Stick to the process
An ideal process flow diagram would have as few interposing boxes as possible. This never, ever happens in practice and there are many reasons for this. But one of the most important is that software vendors target the product, not the process. They pursue a strategy that attempts to insert or implant a product as one of several interposing boxes in a process flow. In effect, they design themselves into a process.
The DM industry’s response to big data has been more of the same. In most cases, this means a bouillabaisse of proprietary, stack-centric big data “solutions”, self-serving technological or architectural prescriptions, and not-yet-ready-for-prime-time front-end tools.
But big data is different because it’s inescapably multi-disciplinary: it presupposes interconnectedness, interoperability and exchange, between and among domains.
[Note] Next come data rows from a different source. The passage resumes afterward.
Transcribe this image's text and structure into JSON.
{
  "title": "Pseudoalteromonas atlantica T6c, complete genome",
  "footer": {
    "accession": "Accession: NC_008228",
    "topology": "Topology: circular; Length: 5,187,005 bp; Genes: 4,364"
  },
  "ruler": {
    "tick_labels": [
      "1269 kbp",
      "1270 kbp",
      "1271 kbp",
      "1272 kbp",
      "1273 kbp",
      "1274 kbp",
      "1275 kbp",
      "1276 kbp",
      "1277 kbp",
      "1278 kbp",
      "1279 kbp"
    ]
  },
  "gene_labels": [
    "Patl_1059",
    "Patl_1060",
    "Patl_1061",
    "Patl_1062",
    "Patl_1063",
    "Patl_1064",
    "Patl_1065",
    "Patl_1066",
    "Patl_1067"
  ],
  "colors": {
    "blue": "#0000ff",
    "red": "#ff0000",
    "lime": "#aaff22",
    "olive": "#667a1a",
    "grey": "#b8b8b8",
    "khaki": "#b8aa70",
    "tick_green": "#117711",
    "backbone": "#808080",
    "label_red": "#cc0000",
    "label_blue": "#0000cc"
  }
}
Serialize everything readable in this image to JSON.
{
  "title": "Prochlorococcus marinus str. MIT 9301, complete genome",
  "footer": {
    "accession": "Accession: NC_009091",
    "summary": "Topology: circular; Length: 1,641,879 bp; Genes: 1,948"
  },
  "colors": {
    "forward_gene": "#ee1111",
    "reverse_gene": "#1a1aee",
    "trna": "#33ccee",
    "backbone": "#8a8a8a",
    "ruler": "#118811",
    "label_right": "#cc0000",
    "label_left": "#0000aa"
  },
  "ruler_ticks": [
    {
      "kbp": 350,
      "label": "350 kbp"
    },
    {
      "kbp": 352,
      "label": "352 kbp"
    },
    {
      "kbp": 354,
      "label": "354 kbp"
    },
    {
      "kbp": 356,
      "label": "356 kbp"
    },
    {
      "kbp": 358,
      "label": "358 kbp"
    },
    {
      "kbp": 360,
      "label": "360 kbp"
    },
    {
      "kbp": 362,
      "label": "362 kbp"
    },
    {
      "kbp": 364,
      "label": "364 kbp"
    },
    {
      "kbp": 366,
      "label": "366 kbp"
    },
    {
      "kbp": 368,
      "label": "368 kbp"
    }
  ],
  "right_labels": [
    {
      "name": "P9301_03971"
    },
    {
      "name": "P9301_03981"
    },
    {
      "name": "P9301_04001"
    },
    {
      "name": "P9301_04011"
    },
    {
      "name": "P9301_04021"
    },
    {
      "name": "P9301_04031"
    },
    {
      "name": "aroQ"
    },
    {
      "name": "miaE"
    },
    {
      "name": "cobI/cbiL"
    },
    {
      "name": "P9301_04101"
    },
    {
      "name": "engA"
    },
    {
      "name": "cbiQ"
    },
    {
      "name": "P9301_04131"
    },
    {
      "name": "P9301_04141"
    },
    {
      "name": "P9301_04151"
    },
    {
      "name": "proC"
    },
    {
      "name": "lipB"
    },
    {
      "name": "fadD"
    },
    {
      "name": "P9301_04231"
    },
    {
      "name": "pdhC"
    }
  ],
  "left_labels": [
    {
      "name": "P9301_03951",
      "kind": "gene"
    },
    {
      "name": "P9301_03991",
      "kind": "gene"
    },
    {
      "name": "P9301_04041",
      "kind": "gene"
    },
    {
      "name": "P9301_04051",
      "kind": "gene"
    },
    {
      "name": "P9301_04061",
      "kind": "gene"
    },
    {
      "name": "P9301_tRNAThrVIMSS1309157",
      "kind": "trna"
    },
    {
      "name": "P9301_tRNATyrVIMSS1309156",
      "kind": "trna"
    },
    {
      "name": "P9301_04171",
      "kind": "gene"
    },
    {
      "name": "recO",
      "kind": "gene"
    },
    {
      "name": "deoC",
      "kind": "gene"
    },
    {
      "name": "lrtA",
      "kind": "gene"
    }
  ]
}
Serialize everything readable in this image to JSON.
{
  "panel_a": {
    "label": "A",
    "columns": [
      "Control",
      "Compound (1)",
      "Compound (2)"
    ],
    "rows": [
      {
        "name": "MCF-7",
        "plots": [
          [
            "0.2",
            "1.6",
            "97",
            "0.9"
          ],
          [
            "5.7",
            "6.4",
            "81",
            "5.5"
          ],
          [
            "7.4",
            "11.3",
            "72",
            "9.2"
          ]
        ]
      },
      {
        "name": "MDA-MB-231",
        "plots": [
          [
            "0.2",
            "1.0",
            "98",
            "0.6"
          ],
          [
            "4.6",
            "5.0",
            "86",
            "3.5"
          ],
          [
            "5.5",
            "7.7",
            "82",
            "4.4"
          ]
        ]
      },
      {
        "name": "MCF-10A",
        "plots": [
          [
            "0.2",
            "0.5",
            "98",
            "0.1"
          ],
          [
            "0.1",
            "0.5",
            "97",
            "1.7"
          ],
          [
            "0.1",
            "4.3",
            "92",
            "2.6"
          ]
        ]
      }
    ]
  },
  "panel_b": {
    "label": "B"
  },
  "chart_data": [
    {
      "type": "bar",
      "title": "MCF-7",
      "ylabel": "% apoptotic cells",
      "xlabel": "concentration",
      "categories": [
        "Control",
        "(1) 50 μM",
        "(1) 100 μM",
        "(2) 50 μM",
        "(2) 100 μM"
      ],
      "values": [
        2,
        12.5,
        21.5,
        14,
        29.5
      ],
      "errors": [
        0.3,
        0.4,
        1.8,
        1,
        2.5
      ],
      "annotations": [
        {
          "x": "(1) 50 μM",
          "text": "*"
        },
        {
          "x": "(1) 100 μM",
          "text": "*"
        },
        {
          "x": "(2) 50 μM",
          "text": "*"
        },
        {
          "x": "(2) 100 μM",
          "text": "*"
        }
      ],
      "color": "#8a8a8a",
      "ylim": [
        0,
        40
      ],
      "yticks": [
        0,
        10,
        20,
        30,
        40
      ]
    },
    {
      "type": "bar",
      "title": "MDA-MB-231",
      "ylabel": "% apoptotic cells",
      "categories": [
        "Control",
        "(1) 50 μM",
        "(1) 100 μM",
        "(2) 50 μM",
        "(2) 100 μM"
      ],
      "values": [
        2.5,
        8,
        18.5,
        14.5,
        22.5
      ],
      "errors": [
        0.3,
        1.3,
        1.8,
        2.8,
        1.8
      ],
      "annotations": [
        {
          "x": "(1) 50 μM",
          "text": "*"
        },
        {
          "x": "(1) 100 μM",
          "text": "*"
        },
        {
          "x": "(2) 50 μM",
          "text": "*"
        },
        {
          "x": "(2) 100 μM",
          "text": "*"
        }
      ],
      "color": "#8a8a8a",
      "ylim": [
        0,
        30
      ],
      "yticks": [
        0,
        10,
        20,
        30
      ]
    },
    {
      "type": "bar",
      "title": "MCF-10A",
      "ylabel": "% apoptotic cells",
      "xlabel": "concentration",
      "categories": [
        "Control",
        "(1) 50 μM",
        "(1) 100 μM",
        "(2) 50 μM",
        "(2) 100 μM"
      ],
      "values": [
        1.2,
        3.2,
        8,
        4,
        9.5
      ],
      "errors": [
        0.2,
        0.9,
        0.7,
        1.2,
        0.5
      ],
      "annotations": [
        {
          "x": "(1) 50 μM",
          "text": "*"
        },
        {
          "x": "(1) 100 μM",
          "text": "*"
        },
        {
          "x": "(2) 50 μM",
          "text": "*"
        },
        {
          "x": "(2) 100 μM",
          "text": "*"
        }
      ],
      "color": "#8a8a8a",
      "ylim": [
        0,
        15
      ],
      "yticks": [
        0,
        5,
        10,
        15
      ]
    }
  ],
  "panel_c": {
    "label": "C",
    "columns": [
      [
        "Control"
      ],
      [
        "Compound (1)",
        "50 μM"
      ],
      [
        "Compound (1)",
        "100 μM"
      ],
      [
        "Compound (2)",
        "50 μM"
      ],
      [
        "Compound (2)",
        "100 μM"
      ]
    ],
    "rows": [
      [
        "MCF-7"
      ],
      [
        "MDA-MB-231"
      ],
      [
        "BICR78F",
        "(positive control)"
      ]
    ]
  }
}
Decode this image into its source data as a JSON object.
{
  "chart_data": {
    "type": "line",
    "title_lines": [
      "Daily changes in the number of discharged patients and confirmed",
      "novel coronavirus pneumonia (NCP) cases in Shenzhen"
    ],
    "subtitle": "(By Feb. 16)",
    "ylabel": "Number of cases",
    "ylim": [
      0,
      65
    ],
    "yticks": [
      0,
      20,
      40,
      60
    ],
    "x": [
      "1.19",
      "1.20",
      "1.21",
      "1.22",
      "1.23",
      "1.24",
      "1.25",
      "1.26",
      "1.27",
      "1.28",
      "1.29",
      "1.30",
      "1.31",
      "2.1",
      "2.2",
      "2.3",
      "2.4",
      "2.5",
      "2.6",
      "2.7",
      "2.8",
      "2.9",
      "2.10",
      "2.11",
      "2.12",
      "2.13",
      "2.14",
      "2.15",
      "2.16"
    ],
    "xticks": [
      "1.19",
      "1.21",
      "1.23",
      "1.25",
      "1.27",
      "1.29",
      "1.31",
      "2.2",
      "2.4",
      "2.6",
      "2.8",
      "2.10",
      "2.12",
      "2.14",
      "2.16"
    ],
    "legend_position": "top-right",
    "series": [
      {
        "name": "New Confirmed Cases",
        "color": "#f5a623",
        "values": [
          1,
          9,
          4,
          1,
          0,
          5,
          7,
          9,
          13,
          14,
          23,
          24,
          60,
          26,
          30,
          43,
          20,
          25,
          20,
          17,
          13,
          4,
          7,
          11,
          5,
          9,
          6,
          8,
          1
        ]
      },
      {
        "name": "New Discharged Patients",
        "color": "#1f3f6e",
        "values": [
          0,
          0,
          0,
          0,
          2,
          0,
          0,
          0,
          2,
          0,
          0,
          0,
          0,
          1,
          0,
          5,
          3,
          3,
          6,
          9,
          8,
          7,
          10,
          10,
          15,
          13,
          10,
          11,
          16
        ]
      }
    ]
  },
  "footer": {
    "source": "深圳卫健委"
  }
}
It is holistic in scope in precisely the way that data management is not.
From a product perspective, a big data-aware tool must operate in a context in which problems, practices and processes are multi-disciplinary. No product will be completely self-sufficient or operate in isolation. But this doesn’t mean you can’t have big data-oriented products that target very specific use cases, or more generalised big data oriented products that address specific process, domain or function practices. And it doesn’t automatically mean that an entire class of existing products will suddenly become “pre-Big Data”.
More of the same is more of the wrong approach
But most of the vendors are developing and marketing “Big Data-in- a-Platform” products. The one thing each of these “solutions” has in common is a product-centric model: each aims to insert or implant itself – as an interposing box – into a process. But each interposing box introduces latency and increases complexity and fragility.
Worse still, each interposing box has its own infrastructure. This includes its own vendor-specific support staff with its own esoteric knowledge-base. At best, this means recruiting armies of Java or Pig Latin programmers, or training-up DBAs and SQL programmers in the intricacies of HQL. At worst, it means investing significant amounts of time and money to develop platform-specific knowledge-bases.
Automation is the answer
The way to address this dysfunction is to focus on automating the practices and processes that support and enable a data warehouse environment, such as scoping, warehouse creation, ongoing management, and periodic refactoring. You could even automate the creation and management of warehouse documentation, diagrams, and lineage information by completely eliminating hand-coding in SQL or in esoteric, tool-specific languages.
Big data products do not need their own infrastructure. They should speak the languages and accommodate the idiosyncrasies of OLTP systems, warehouse platforms, analytic databases, NoSQL or big data repositories, BI tools, and all of the other “boxes” that collectively comprise an information ecosystem.
Products should target the disconnects between isolated systems in a process, the points at which a process flow breaks down. This type of breakdown is the inevitable consequence of a product-focused development and marketing strategy. By the looks of it, we’re going to see lots of breakdown in the big data-scape.
Think of the big data-scape as a kind of free trade- zone in which “trade” is analogous to process: i.e., data moves from box to box, with minimal restriction or interference and without platform-specific embargoes from inessential interposing boxes.
Automation is the answer. Not automation for its own sake, but automation as integral to process flow to eliminate breakdown, increase responsiveness, lower costs and empower IT to focus on value creation.
Let’s all try not botch this one up!